Deposits of the meaty treacle arrive on a béchamel base with discs of melty fior di latte and chopped spring onions. If you get to a slice immediately you can easily eat it with your hands, but wait any longer and it starts to resemble one of Dali’s clocks: cheese, béchamel and Bolognese combining into a single indistinguishable mass. Spicy orange oil seeps all over the pan, your plate and potentially your shirt, and cutlery starts to seem like a good idea. Crusts, slightly charred from time spent inside the blazing hot Leonardo’s brick furnace, are best reserved then dipped into the little gravy boat of house-made ranch that comes with all the pizzas here.

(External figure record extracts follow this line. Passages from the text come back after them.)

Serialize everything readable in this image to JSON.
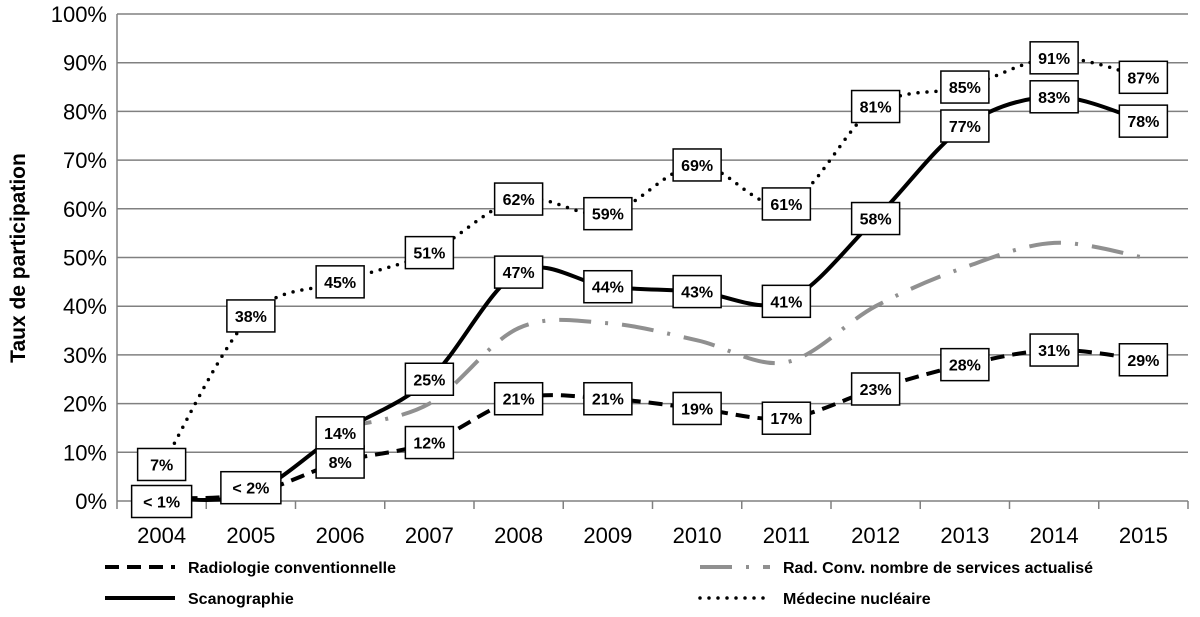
{
  "chart_data": {
    "type": "line",
    "title": "",
    "xlabel": "",
    "ylabel": "Taux de participation",
    "x": [
      2004,
      2005,
      2006,
      2007,
      2008,
      2009,
      2010,
      2011,
      2012,
      2013,
      2014,
      2015
    ],
    "x_tick_labels": [
      "2004",
      "2005",
      "2006",
      "2007",
      "2008",
      "2009",
      "2010",
      "2011",
      "2012",
      "2013",
      "2014",
      "2015"
    ],
    "ylim": [
      0,
      100
    ],
    "y_ticks": [
      0,
      10,
      20,
      30,
      40,
      50,
      60,
      70,
      80,
      90,
      100
    ],
    "y_tick_labels": [
      "0%",
      "10%",
      "20%",
      "30%",
      "40%",
      "50%",
      "60%",
      "70%",
      "80%",
      "90%",
      "100%"
    ],
    "grid": "horizontal",
    "legend_position": "bottom",
    "series": [
      {
        "name": "Radiologie conventionnelle",
        "style": "dashed",
        "color": "#000000",
        "values": [
          0.5,
          1.5,
          8,
          12,
          21,
          21,
          19,
          17,
          23,
          28,
          31,
          29
        ],
        "labels": [
          "",
          "",
          "8%",
          "12%",
          "21%",
          "21%",
          "19%",
          "17%",
          "23%",
          "28%",
          "31%",
          "29%"
        ]
      },
      {
        "name": "Rad. Conv. nombre de services actualisé",
        "style": "dash-dot",
        "color": "#909090",
        "values": [
          null,
          null,
          15,
          20,
          35.5,
          36.5,
          33,
          28.5,
          40,
          48,
          53,
          50
        ],
        "labels": []
      },
      {
        "name": "Scanographie",
        "style": "solid",
        "color": "#000000",
        "values": [
          0.5,
          1.5,
          14,
          25,
          47,
          44,
          43,
          41,
          58,
          77,
          83,
          78
        ],
        "labels": [
          "< 1%",
          "< 2%",
          "14%",
          "25%",
          "47%",
          "44%",
          "43%",
          "41%",
          "58%",
          "77%",
          "83%",
          "78%"
        ]
      },
      {
        "name": "Médecine nucléaire",
        "style": "dotted",
        "color": "#000000",
        "values": [
          7,
          38,
          45,
          51,
          62,
          59,
          69,
          61,
          81,
          85,
          91,
          87
        ],
        "labels": [
          "7%",
          "38%",
          "45%",
          "51%",
          "62%",
          "59%",
          "69%",
          "61%",
          "81%",
          "85%",
          "91%",
          "87%"
        ]
      }
    ]
  }
}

“I didn’t want to get too out there with the toppings until I was 100 per cent happy with the dough, because the dough is the most important part,” Stanton says. “[The idea] was sitting in my head for that long that as soon as I got the chance to do it, it worked first go, it was great. We got lucky.”
Stanton came up with the original Ramblr dish after a trip to Hong Kong, where he was inspired by the flavours of Xinjiang (a region in north-west China) cooking. The sauce is made from coarse beef mince cooked down with fiery gochujang (fermented chilli paste) instead of tomato, Shaoxing wine in place of the usual red, and stock infused with soy sauce. The Leo’s version swaps a bed of thick-cut noodles for one of chewy pizza dough.
“It’s so nice, we still get to make it even though Ramblr’s closed. People have a soft spot for it,” Stanton says. “It’s cool to see it live on.”